Salzburger Nachrichten am 25. Juni 2005 - Bereich: kultur
Die Macht medialer Bilder

Die heftig diskutierte RAF-Ausstellung ist nun in Graz zu sehen. Am Sonntag wird sie in der Neuen Galerie eröffnet: Spiegelung der RAF in Medien und Kunst.

Martin BehrGraz (SN). Ein "Flucht- und Befreiungsfahrzeug" quasi als Entrée: Im Hof der Neuen Galerie parkt der von Franz Ackermann nachgebaute "Helicopter No. 21", ein skurriles, scheinbar einer Kindheitsfantasie entsprungenes Gefährt. Wäre es nach den Plänen von RAF-Sympathisanten gegangen, wären die in Stammheim inhaftierten Terroristen weiland mit diesem von Größenwahn geplagten VW in die Freiheit entflohen.

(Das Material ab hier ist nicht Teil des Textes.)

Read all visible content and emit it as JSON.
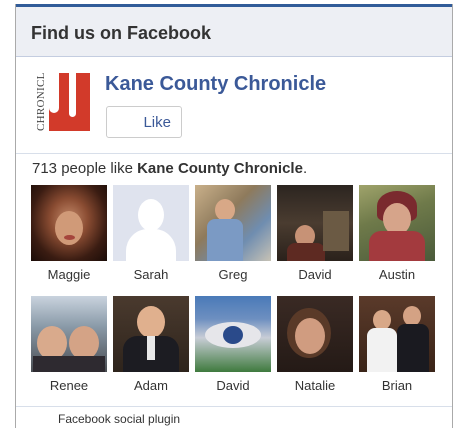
{
  "widget": {
    "title": "Find us on Facebook",
    "page_name": "Kane County Chronicle",
    "like_label": "Like",
    "logo_text": "CHRONICLE",
    "count_text": "713 people like ",
    "count_page": "Kane County Chronicle",
    "count_suffix": ".",
    "footer": "Facebook social plugin"
  },
  "fans_row1": [
    {
      "name": "Maggie",
      "icon": "profile-photo"
    },
    {
      "name": "Sarah",
      "icon": "default-silhouette"
    },
    {
      "name": "Greg",
      "icon": "profile-photo"
    },
    {
      "name": "David",
      "icon": "profile-photo"
    },
    {
      "name": "Austin",
      "icon": "profile-photo"
    }
  ],
  "fans_row2": [
    {
      "name": "Renee",
      "icon": "profile-photo"
    },
    {
      "name": "Adam",
      "icon": "profile-photo"
    },
    {
      "name": "David",
      "icon": "profile-photo"
    },
    {
      "name": "Natalie",
      "icon": "profile-photo"
    },
    {
      "name": "Brian",
      "icon": "profile-photo"
    }
  ],
  "colors": {
    "brand_blue": "#3b5998",
    "header_bg": "#edeff4",
    "logo_red": "#d23a2a"
  }
}
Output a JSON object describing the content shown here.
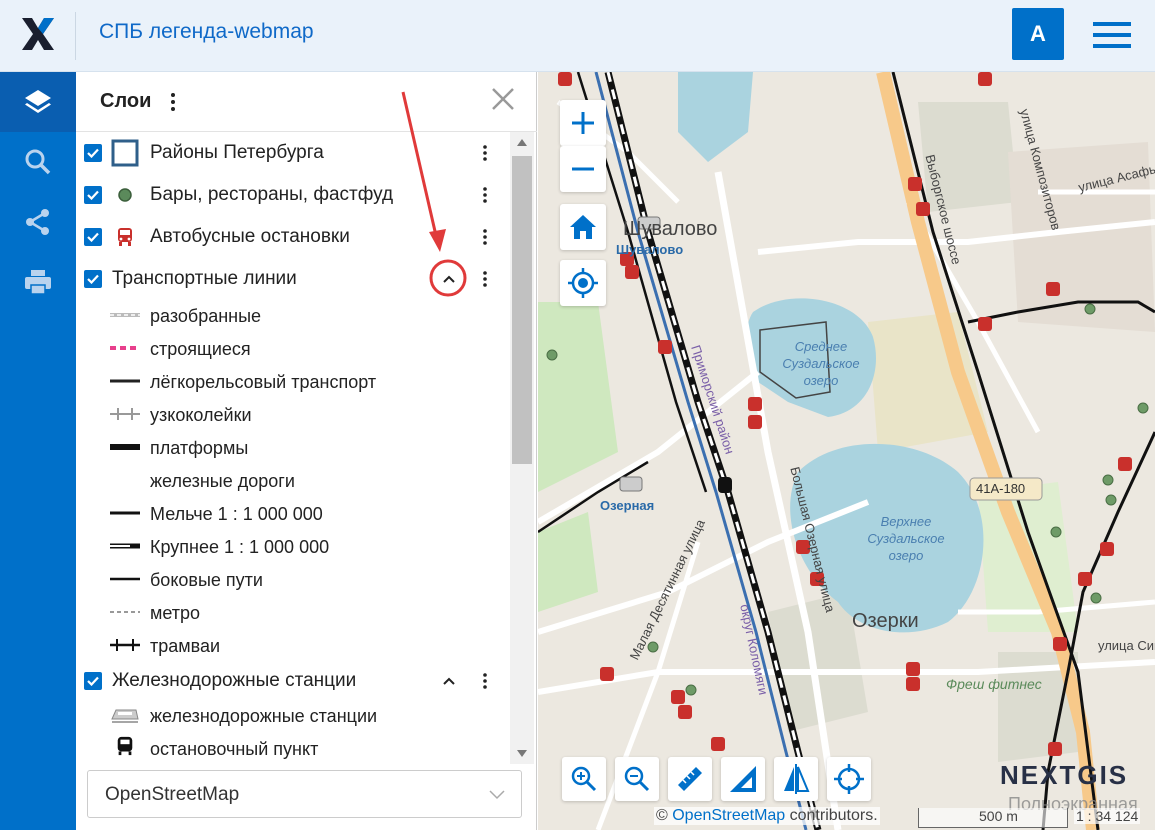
{
  "header": {
    "title": "СПБ легенда-webmap",
    "avatar_letter": "A"
  },
  "panel": {
    "title": "Слои",
    "layers": [
      {
        "label": "Районы Петербурга",
        "checked": true
      },
      {
        "label": "Бары, рестораны, фастфуд",
        "checked": true
      },
      {
        "label": "Автобусные остановки",
        "checked": true
      },
      {
        "label": "Транспортные линии",
        "checked": true,
        "expanded": true
      },
      {
        "label": "Железнодорожные станции",
        "checked": true,
        "expanded": true
      }
    ],
    "transport_legend": [
      "разобранные",
      "строящиеся",
      "лёгкорельсовый транспорт",
      "узкоколейки",
      "платформы",
      "железные дороги",
      "Мельче 1 : 1 000 000",
      "Крупнее 1 : 1 000 000",
      "боковые пути",
      "метро",
      "трамваи"
    ],
    "rail_legend": [
      "железнодорожные станции",
      "остановочный пункт"
    ],
    "basemap": "OpenStreetMap"
  },
  "map": {
    "labels": {
      "shuvalovo": "Шувалово",
      "shuvalovo_st": "Шувалово",
      "ozernaya": "Озерная",
      "ozerki": "Озерки",
      "lake1": "Среднее Суздальское озеро",
      "lake2": "Верхнее Суздальское озеро",
      "vyborgskoe": "Выборгское шоссе",
      "bolshaya": "Большая Озерная улица",
      "malaya": "Малая Десятинная улица",
      "kolomyagi": "округ Коломяги",
      "asafyeva": "улица Асафьева",
      "route": "41А-180",
      "fitness": "Фреш фитнес",
      "sikeyrosa": "улица Сике",
      "rayon": "Приморский район",
      "kompozitorov": "улица Композиторов"
    },
    "attribution_prefix": "© ",
    "attribution_link": "OpenStreetMap",
    "attribution_suffix": " contributors.",
    "scale_label": "500 m",
    "scale_ratio": "1 : 34 124",
    "brand": "NEXTGIS",
    "fullscreen_hint": "Полноэкранная"
  },
  "colors": {
    "accent": "#0070c9",
    "annotation": "#e03a3a"
  }
}
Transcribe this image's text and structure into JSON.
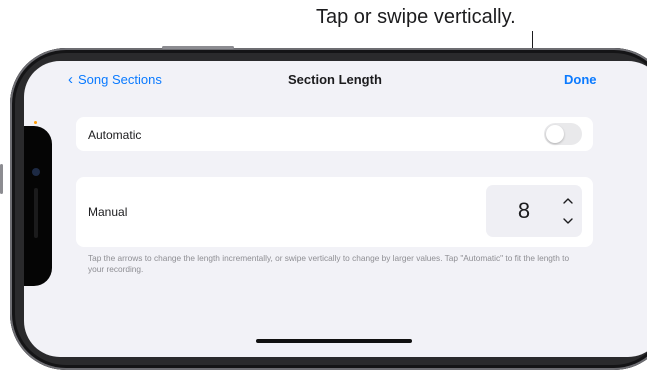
{
  "callout": {
    "text": "Tap or swipe vertically."
  },
  "nav": {
    "back_label": "Song Sections",
    "title": "Section Length",
    "done_label": "Done"
  },
  "automatic": {
    "label": "Automatic",
    "enabled": false
  },
  "manual": {
    "label": "Manual",
    "value": "8"
  },
  "hint": "Tap the arrows to change the length incrementally, or swipe vertically to change by larger values. Tap \"Automatic\" to fit the length to your recording.",
  "icons": {
    "back": "chevron-left-icon",
    "up": "chevron-up-icon",
    "down": "chevron-down-icon"
  },
  "colors": {
    "accent": "#0a7aff",
    "background": "#f2f2f7",
    "toggle_off": "#e9e9eb"
  }
}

Das weiße Flügel-Auto führt in eine Ausstellung, die Anfang dieses Jahres in Deutschland für Aufsehen gesorgt hat: "Zur Vorstellung des Terrors: Die RAF-Ausstellung." Die von Ellen Blumenstein, Klaus Biesenbach und Felix Ensslin für Berlin kuratierte Schau setzt sich mit der Macht der (medial vermittelten) Bilder auseinander, verknüpft ein reichhaltiges Quellenmaterial mit künstlerischen Positionen.

Finanzierungsstreit, Kulturkämpfe, medialer Overkill: Von der Heftigkeit der Rezeption in Deutschland ist im Wahlkampfland Steiermark kaum etwas zu spüren. Von der Kulturpolitik missachtet, scheint die von Peter Weibel nach Graz geholte RAF-Ausstellung auch nicht das Lieblingsprojekt des Landesmuseums Joanneum zu sein. Die harmlose Kulturtourismusschau "Blicke auf Carmen" wird weit mehr beworben. Selbst die Gegner schwächeln: Nur die Grazer FP wirft LH Waltraud Klasnic (ÖVP) einen "missglückten Hofknicks vor dem linksextremen Terror" vor.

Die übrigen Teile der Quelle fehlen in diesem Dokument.